Most web advertising is also based on hits. CPM, CPC, and CPA are all costs per hit.

This works well because hits are easy to define and easy to count. They’re easy to conceptualize, to talk about, to transact on. Hits are things. We like things. We can hold on to them. We can measure them, compare them.

Hit-based metrics aren’t perfect but they do a pretty good job with the stuff they’re supposed to do.

I don’t know if elapsed time is the exact opposite of hits, but at least in the context of web analytics, I think of it as an opposite mode of measurement. Instead of counting events we’re thinking about the space in between events.

Time-based metrics have been around forever but they’ve had a second-class status because (1) crude tracking methods have made the accuracy of the data questionable and (2) time-based metrics aren’t used to drive the important business conversations.

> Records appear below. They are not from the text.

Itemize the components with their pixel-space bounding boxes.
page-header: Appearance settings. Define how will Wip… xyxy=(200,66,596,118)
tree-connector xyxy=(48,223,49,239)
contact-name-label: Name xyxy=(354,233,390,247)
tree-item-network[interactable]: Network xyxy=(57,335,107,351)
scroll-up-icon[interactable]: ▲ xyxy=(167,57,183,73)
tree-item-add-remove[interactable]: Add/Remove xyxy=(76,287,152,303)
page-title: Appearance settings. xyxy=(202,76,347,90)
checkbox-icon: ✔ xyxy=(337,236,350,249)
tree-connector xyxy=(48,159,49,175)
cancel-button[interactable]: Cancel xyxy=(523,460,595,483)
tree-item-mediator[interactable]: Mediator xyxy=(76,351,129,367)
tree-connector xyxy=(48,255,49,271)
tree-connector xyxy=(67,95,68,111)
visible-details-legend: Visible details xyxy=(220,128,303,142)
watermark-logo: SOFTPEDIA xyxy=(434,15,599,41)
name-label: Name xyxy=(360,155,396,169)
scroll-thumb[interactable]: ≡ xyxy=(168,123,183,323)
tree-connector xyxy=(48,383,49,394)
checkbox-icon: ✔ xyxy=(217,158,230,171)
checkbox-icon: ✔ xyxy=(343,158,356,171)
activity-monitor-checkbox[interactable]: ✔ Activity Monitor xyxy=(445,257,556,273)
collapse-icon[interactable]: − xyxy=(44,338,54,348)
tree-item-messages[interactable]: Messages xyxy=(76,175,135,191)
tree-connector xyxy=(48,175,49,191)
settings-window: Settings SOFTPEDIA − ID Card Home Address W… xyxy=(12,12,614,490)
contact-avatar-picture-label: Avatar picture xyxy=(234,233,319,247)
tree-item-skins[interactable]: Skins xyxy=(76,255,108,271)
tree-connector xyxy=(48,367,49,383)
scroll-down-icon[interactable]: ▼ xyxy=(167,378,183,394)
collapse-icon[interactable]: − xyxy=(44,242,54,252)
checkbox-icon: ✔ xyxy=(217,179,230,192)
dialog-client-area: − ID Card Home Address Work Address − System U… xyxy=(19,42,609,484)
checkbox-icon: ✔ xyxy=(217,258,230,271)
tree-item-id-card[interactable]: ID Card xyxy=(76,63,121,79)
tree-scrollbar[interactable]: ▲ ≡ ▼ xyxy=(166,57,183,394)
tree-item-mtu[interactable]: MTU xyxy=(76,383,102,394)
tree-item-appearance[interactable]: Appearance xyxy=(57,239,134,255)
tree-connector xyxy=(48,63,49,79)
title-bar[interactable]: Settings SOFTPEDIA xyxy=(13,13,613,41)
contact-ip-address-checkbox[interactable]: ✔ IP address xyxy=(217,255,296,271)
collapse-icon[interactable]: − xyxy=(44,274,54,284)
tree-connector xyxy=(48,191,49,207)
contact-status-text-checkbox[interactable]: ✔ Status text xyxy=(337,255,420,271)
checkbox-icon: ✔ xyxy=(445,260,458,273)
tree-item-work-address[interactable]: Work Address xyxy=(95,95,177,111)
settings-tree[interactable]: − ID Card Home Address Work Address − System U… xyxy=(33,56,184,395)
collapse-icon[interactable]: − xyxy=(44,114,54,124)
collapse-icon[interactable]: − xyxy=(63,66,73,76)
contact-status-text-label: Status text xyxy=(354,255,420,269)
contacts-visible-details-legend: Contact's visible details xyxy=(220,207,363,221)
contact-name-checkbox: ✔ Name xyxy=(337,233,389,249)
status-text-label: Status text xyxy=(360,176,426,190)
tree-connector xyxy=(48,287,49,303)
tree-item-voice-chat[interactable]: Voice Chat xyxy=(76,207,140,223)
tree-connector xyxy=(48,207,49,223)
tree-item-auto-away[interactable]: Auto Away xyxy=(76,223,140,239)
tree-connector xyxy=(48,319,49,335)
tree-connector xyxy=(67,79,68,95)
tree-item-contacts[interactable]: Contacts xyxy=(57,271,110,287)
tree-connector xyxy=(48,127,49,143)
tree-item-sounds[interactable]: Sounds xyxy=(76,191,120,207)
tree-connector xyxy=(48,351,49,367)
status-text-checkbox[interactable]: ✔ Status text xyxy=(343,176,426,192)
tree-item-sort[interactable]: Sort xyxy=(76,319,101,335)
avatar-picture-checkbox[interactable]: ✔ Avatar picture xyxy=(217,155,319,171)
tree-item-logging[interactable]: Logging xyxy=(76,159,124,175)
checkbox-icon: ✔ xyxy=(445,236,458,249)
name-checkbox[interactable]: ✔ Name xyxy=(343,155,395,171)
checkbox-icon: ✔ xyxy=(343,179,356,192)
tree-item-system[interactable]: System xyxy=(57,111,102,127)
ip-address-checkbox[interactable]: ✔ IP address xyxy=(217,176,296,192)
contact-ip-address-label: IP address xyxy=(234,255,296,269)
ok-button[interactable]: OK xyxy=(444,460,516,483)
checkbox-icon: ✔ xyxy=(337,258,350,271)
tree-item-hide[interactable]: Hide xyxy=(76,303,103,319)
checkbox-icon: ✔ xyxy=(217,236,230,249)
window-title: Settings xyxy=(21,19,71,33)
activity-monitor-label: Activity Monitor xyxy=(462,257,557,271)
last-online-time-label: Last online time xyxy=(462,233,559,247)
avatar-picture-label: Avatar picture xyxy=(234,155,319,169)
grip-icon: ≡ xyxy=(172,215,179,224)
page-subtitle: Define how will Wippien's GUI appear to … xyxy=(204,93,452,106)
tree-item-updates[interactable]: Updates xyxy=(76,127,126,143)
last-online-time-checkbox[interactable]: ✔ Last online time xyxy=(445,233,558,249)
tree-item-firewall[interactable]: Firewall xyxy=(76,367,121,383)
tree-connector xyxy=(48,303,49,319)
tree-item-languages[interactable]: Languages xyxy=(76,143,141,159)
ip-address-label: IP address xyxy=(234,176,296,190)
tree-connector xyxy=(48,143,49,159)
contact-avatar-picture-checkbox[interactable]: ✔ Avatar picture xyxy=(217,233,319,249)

Smarter technology and improved data collection has solved the first problem. For years, more accurate time-based data has been achievable via analytics services like Chartbeat and Clicky.

The second problem is not really a problem but an opportunity. Should time-based metrics have a seat at the adults’ table? Medium thinks so. Upworthy does, too.

This isn’t about the ‘ole “Average Time on Site”.  We can get much more granular, measuring not just how much time people spend actively engaged, but where exactly they spend that time. We can measure how much time things spend on-screen.

As I mentioned in the first post, when I started looking at time data this way I was amazed at the total aggregate values as compared with the commonly referenced averages). Collectively, people spend a lot of time on the web, and an “Average Visit Duration: 2 min” datapoint doesn’t convey that.

In media, a recurring and crucial question is how do publishers define value for advertisers? I think there’s something interesting about framing this question in terms of time and brand exposure. “This week your brand was on screen in front of our audience for 2,500 hours” (CPH™, oh yeah).

Candy is dandy but data is quicker

To explore this idea some more I made a small client side tool called Screentime. It lets you define regions of the page or small elements like ad units, and record how much time each one spends on-screen. It’s in beta but ready to be played with if you’re interested in learning more about how your site activity translates to screen time.